すべてはジークのためだ! ジークの泣き顔を見るくらいなら、人間の力も利用する!
「それと、二人とも名前を考えたほうが良い」
「「名前?」」
二人は顔を見合わせる。
魔物や獣は名前で呼び合う事はない。おい、お前、あいつなどという感じだ。だから名前という概念が分からなかった。しかし、ジルの一言で納得する。
「私はジルとジークに呼ばれる。

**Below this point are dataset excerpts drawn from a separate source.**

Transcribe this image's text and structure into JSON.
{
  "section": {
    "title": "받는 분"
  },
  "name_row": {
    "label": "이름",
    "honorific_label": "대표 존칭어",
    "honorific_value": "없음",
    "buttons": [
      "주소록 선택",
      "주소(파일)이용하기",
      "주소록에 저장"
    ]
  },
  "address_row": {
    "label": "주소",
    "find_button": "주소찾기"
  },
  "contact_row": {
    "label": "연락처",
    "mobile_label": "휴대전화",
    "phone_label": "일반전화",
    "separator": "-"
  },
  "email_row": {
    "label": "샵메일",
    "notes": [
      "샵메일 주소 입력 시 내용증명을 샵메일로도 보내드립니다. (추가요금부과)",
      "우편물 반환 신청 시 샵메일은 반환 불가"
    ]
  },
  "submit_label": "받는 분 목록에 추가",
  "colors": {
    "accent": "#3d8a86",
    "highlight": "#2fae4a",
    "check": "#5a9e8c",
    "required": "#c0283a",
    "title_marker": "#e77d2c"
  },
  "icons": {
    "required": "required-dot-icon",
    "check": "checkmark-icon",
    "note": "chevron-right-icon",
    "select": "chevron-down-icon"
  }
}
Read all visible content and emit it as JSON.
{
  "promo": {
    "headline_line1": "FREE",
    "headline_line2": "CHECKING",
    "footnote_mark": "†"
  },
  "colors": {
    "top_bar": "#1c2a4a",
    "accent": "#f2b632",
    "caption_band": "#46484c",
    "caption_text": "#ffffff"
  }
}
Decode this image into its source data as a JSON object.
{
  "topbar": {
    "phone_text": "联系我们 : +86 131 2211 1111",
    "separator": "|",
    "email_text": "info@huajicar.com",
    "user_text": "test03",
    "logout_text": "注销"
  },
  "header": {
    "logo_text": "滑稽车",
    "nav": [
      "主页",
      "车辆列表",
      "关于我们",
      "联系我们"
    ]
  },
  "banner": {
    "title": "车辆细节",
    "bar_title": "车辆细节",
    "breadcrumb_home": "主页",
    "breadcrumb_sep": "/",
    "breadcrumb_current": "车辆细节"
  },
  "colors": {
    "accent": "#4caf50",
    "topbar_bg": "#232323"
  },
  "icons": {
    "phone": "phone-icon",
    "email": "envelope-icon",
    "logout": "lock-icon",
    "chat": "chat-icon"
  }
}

ジル母さんかな? お前たちはジークに魔物と言われたいのか?」
「それはダメじゃ! 母さんと呼んだらワシの事じゃが、どこかの駄犬が勘違いするかもしれん!」
「それはダメじゃ! 母さんと呼んだらワシの事じゃが、どこかの馬鹿狐が勘違いするかもしれん!」
二人してバチバチとにらみ合う。さらに舌打ちを二三回。
ジルは肩を竦めて笑う。
「早いうちに決めた方がいい」
ジルはフェンリムにジークを託すと翼を広げて飛び去った。
「ワシはリムじゃ! ジーク! すぐ覚えるんじゃぞ!」
フェンリムはジークの口に乳房を近づける。ジークはちゅぱちゅぱとミルクを飲む。
「リム? もう考えたのか?」
九尾はジークの頬を撫でる。九尾の顔がへにゃっと緩む。
「はるか昔、ロキにフェンリムと呼ばれた事を思い出しての。 フェンリムじゃと可愛くないから、後ろの2文字でリムじゃ」
リムは尻尾をパタパタさせる。
「ジーク! リムじゃ! リム母さんと呼んでみい!」
リムは嬉しそうに何度も何度もジークに語り掛ける。九尾はそれを面白くなさそうに見る。
「ワシはタマモじゃ! タマモじゃぞジーク!」
九尾はリムがお乳を与えているのに、ジークの口に乳房を近づける。ジークは四つの乳房に目移りする。
「タマモとは何じゃ?」
リムは尻尾でピシピシとタマモにあっち行けと叩く。
「はるか昔、ロキにそう呼ばれたことがあった。悪い名では無かろう」
タマモも尻尾でリムにあっち行けと叩く。
「リム母さんじゃぞ」
「タマモ母さんじゃ」
二人はジークを乳房ではさみっこする。
「エヘヘへ」
ジークは楽しそうに笑っていた。